La licorne est un animal légendaire — une sorte de gazelle à corne frontale unique —, porteur de symbolismes et de fantasmes divers, qui a hanté l'imagination d'écrivains et de peintres depuis l'Antiquité tardive jusqu'à la Renaissance et même au-delà. En fait, ce sont les artistes qui ont assuré son succès. Il existe des unicornes réels ou imaginaires dans d'autres cultures — indienne, chinoise, arabe, africaine —, mais la licorne occidentale donne lieu à un corpus iconographique et littéraire cohérent qui doit peu à peu à des emprunts extérieurs. La forme la plus classique de la légende la montre inséparable d'une jeune fille ; son histoire est donc celle d'un couple, et l'aspect érotique peut être tenu pour central même là où le symbolisme religieux prédomine en apparence. Aussi est-il absurde de voir dans la licorne un symbole de pureté : elle en est l'emblème, en raison de son lien ambigu avec une jeune vierge.

Mis à part quelques antécédents chez des géographes naturalistes grecs et la traduction approximative d'un mot de la Bible hébraïque, notre licorne apparaît avec son histoire définitive et son application christologique dans un bestiaire alexandrin du ive siècle ; un texte hermétique antérieur permet de penser que la légende préexistait au symbolisme. La licorne est décrite comme un animal sauvage et très robuste, ressemblant à une chèvre, que seule peut capturer une vierge pure : il saute dans son sein, elle lui donne à téter et l'on s'en empare. C'est une figure du Sauveur, est-il ajouté, qui a établi sa demeure dans le sein de la Vierge. Un second passage établit la vertu protectrice de la corne à l'égard des poisons, thème qui cheminera parallèlement au premier et donnera lieu à un commerce lorsqu'on connaîtra l'incisive du narval.

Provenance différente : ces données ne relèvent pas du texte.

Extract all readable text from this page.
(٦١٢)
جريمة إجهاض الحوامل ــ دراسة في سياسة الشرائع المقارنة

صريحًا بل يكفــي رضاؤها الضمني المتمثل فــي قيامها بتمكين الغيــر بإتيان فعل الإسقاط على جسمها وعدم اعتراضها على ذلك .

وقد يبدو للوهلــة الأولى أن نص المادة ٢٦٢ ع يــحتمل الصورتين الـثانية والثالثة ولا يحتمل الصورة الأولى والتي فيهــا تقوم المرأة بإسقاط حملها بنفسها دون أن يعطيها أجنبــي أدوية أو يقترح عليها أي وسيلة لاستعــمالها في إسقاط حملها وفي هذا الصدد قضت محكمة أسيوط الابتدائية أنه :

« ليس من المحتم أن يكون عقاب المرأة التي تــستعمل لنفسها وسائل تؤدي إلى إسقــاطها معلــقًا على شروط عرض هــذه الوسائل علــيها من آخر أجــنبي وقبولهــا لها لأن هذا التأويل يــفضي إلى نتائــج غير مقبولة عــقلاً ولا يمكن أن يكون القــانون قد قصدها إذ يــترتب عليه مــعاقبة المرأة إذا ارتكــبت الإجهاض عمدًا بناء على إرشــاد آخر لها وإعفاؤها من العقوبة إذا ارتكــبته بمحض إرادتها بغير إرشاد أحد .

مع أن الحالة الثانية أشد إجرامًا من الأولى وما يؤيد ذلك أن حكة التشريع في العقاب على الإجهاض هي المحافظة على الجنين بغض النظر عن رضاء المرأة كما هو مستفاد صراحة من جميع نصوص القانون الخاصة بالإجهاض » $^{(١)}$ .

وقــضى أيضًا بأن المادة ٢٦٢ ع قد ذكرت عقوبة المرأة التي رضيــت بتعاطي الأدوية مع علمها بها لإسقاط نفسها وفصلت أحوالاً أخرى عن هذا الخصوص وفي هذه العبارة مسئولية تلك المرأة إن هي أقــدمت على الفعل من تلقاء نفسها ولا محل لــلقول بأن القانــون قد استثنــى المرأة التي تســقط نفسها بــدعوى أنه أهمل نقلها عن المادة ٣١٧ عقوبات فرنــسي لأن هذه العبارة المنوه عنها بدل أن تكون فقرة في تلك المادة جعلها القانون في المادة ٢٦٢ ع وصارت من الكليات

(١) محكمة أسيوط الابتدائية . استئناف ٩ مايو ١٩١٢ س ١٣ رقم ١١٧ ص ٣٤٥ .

En général, les Pères de l'Église évoquent volontiers la licorne mais non le couple, et l'animal est représenté seul dans l'art chrétien ancien. Mais le Physiologus et un texte d'Isidore de Séville qui le cite seront diffusés partout au Moyen Âge. À partir du ixe siècle, des œuvres plastiques admirables reproduisent la scène de la capture : manuscrits d'abord (psautiers, bestiaires), ensuite sculptures, vitraux, tapisseries, émaux, ivoires, etc. Tantôt le sens en est profane — ruse de femme, image de l'amour —, tantôt le symbolisme religieux s'impose. Deux déplacements très sensibles se produiront au xiiie siècle. D'une part, d'un symbole global de l'incarnation on passe à une allégorie plus laborieuse et plus incongrue : la licorne féroce et sensuelle est le Verbe, la jeune séductrice perverse est Marie ; tous les détails deviennent signifiants. D'autre part, un thème devient peu à peu prépondérant : celui de la chasse, qu'il apparaisse dans les versions profanes ou qu'il introduise dans les autres une représentation de la Passion. L'animal lui-même tend à grandir, à s'adoucir, à devenir régulièrement blanc, à ressembler à un cheval. L'œuvre d'art la plus célèbre, à juste titre, la tapisserie du musée de Cluny intitulée La Vue, est un admirable poème d'amour : d'adoration, de soumission, de solitude du couple, de tendresse réciproque ; et pourtant les regards ne se croisent pas, la licorne regarde sa propre image dans le miroir.

À partir de la Réforme et de la réaction catholique, la licorne disparaît de l'art religieux, se fait rare chez les peintres et les écrivains. D'un côté, quelques exceptions : Léonard de Vinci, Raphaël, le Dominiquin, Gustave Moreau ; et, de l'autre côté, les frères Grimm, George Sand, Dickens, Lewis Carroll et surtout Rainer Maria Rilke, qui lui a consacré deux poèmes et un long passage des Cahiers de Malte Laurids Brigge.[...]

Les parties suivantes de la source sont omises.